The experimental work done and its further analysis permit to draw the following conclusions:

• Austin’s methodology has allowed studying the effects of ball size in the kinetics of dry and batch grinding over a wide range of feed particle size feed for the samples Bedrock and Tailings Pond (Penouta mine).

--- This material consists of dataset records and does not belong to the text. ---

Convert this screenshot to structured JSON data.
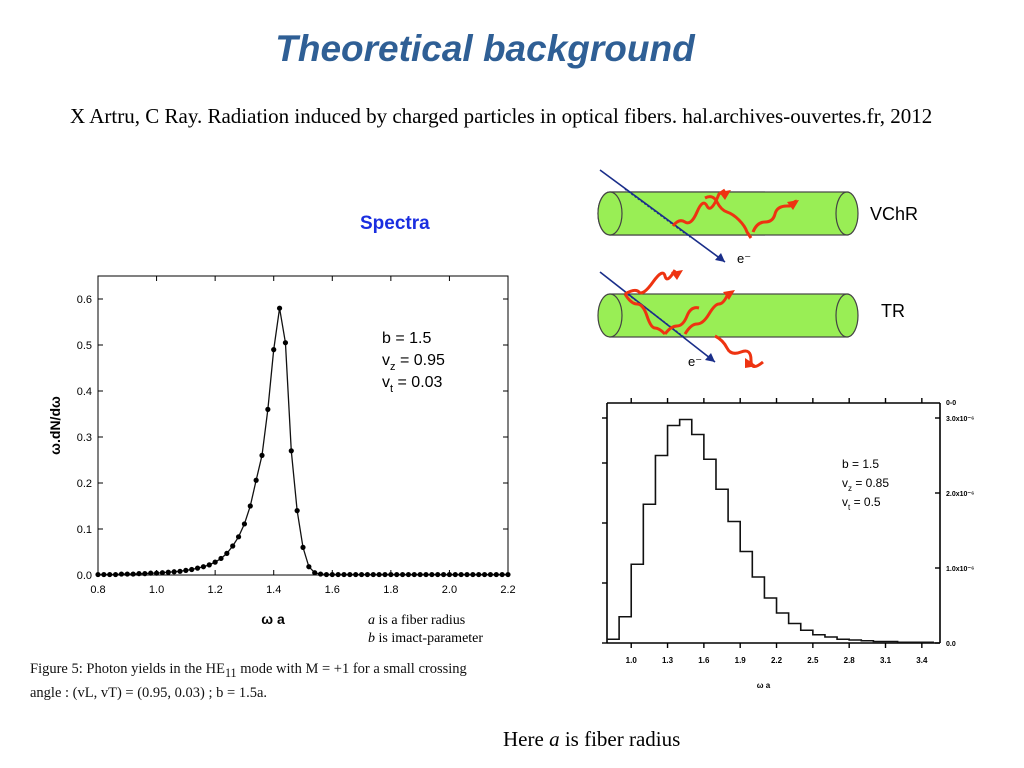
{
  "slide": {
    "title": "Theoretical background",
    "reference": "X Artru, C Ray. Radiation induced by charged particles in optical fibers.  hal.archives-ouvertes.fr, 2012",
    "section_heading": "Spectra",
    "footer_note": {
      "pre": "Here ",
      "var": "a",
      "post": " is fiber radius"
    },
    "notes": [
      {
        "var": "a",
        "text": " is a fiber radius"
      },
      {
        "var": "b",
        "text": " is imact-parameter"
      }
    ],
    "caption": {
      "line1": "Figure 5:  Photon yields in the HE",
      "sub": "11",
      "line1_rest": " mode with M = +1 for a small crossing",
      "line2": "angle : (v",
      "line2_full": "angle : (vL, vT) = (0.95, 0.03) ; b = 1.5a."
    }
  },
  "diagrams": {
    "vchr_label": "VChR",
    "tr_label": "TR",
    "electron_label": "e⁻",
    "colors": {
      "fiber": "#99ee55",
      "photon": "#ee3311",
      "electron": "#1a2e8a"
    }
  },
  "chart_data": [
    {
      "type": "line",
      "title": "",
      "xlabel": "ω a",
      "ylabel": "ω.dN/dω",
      "xlim": [
        0.8,
        2.2
      ],
      "ylim": [
        0.0,
        0.65
      ],
      "xticks": [
        "0.8",
        "1.0",
        "1.2",
        "1.4",
        "1.6",
        "1.8",
        "2.0",
        "2.2"
      ],
      "yticks": [
        "0.0",
        "0.1",
        "0.2",
        "0.3",
        "0.4",
        "0.5",
        "0.6"
      ],
      "annotations": [
        {
          "main": "b = 1.5",
          "sub": ""
        },
        {
          "main": "v",
          "sub": "z",
          "rest": " = 0.95"
        },
        {
          "main": "v",
          "sub": "t",
          "rest": " = 0.03"
        }
      ],
      "x": [
        0.8,
        0.82,
        0.84,
        0.86,
        0.88,
        0.9,
        0.92,
        0.94,
        0.96,
        0.98,
        1.0,
        1.02,
        1.04,
        1.06,
        1.08,
        1.1,
        1.12,
        1.14,
        1.16,
        1.18,
        1.2,
        1.22,
        1.24,
        1.26,
        1.28,
        1.3,
        1.32,
        1.34,
        1.36,
        1.38,
        1.4,
        1.42,
        1.44,
        1.46,
        1.48,
        1.5,
        1.52,
        1.54,
        1.56,
        1.58,
        1.6,
        1.62,
        1.64,
        1.66,
        1.68,
        1.7,
        1.72,
        1.74,
        1.76,
        1.78,
        1.8,
        1.82,
        1.84,
        1.86,
        1.88,
        1.9,
        1.92,
        1.94,
        1.96,
        1.98,
        2.0,
        2.02,
        2.04,
        2.06,
        2.08,
        2.1,
        2.12,
        2.14,
        2.16,
        2.18,
        2.2
      ],
      "y": [
        0.001,
        0.001,
        0.001,
        0.001,
        0.002,
        0.002,
        0.002,
        0.003,
        0.003,
        0.004,
        0.004,
        0.005,
        0.006,
        0.007,
        0.008,
        0.01,
        0.012,
        0.015,
        0.018,
        0.022,
        0.028,
        0.036,
        0.047,
        0.063,
        0.083,
        0.111,
        0.15,
        0.206,
        0.26,
        0.36,
        0.49,
        0.58,
        0.505,
        0.27,
        0.14,
        0.06,
        0.018,
        0.005,
        0.002,
        0.001,
        0.001,
        0.001,
        0.001,
        0.001,
        0.001,
        0.001,
        0.001,
        0.001,
        0.001,
        0.001,
        0.001,
        0.001,
        0.001,
        0.001,
        0.001,
        0.001,
        0.001,
        0.001,
        0.001,
        0.001,
        0.001,
        0.001,
        0.001,
        0.001,
        0.001,
        0.001,
        0.001,
        0.001,
        0.001,
        0.001,
        0.001
      ]
    },
    {
      "type": "line",
      "title": "",
      "xlabel": "ω a",
      "ylabel": "",
      "xlim": [
        0.8,
        3.55
      ],
      "ylim": [
        0.0,
        3.2e-06
      ],
      "xticks": [
        "1.0",
        "1.3",
        "1.6",
        "1.9",
        "2.2",
        "2.5",
        "2.8",
        "3.1",
        "3.4"
      ],
      "yticks_right": [
        "0.0",
        "1.0x10⁻⁶",
        "2.0x10⁻⁶",
        "3.0x10⁻⁶"
      ],
      "top_right_label": "0-0",
      "annotations": [
        {
          "main": "b = 1.5",
          "sub": ""
        },
        {
          "main": "v",
          "sub": "z",
          "rest": " = 0.85"
        },
        {
          "main": "v",
          "sub": "t",
          "rest": " = 0.5"
        }
      ],
      "x": [
        0.8,
        0.9,
        1.0,
        1.1,
        1.2,
        1.3,
        1.4,
        1.5,
        1.6,
        1.7,
        1.8,
        1.9,
        2.0,
        2.1,
        2.2,
        2.3,
        2.4,
        2.5,
        2.6,
        2.7,
        2.8,
        2.9,
        3.0,
        3.1,
        3.2,
        3.3,
        3.4,
        3.5
      ],
      "y": [
        5e-08,
        3.5e-07,
        1.05e-06,
        1.85e-06,
        2.5e-06,
        2.9e-06,
        2.98e-06,
        2.78e-06,
        2.45e-06,
        2.05e-06,
        1.62e-06,
        1.22e-06,
        8.8e-07,
        6e-07,
        4e-07,
        2.6e-07,
        1.7e-07,
        1.1e-07,
        8e-08,
        5e-08,
        4e-08,
        3e-08,
        2e-08,
        2e-08,
        1e-08,
        1e-08,
        1e-08,
        1e-08
      ]
    }
  ]
}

The mineralogical and operational parameters studied in this investigation, mill speed, ball size and feed size, also influenced the grinding kinetics.
• S_i decreases as feed particle size decreases and ball size increases. This is due to a reduction of the effective grinding area over most conditions considered, and to the fact that the finer the particle size the higher the fracture strength, owing to the lesser crack and microcrack concentration in the particles.
• A direct relation exists amongst Sn, Ta and Nb yield in the undersize product, the S_i and the studied mineralogical and operational variables. Optimal mineralogical and operational conditions will increase the grinding efficiency to obtain the best liberation degree and the highest grade of minerals of interest, such as Sn, Ta and Nb, thus impacting positively the recovery scores of the plant.
• Use of medium-diameter balls is recommended, since they yield a steadier behavior over a wide range of feed particle sizes and studied conditions.
• Using ball size, a selection function, α_T, was formulated for the Bedrock and Tailings Pond samples from the Penouta mine. This demonstrated that α_Τ values are higher for Bedrock sample than for Tailings Pond sample, resulting in the former being ground more rapidly than the latter, as a consequence of their respective mineralogy and origin.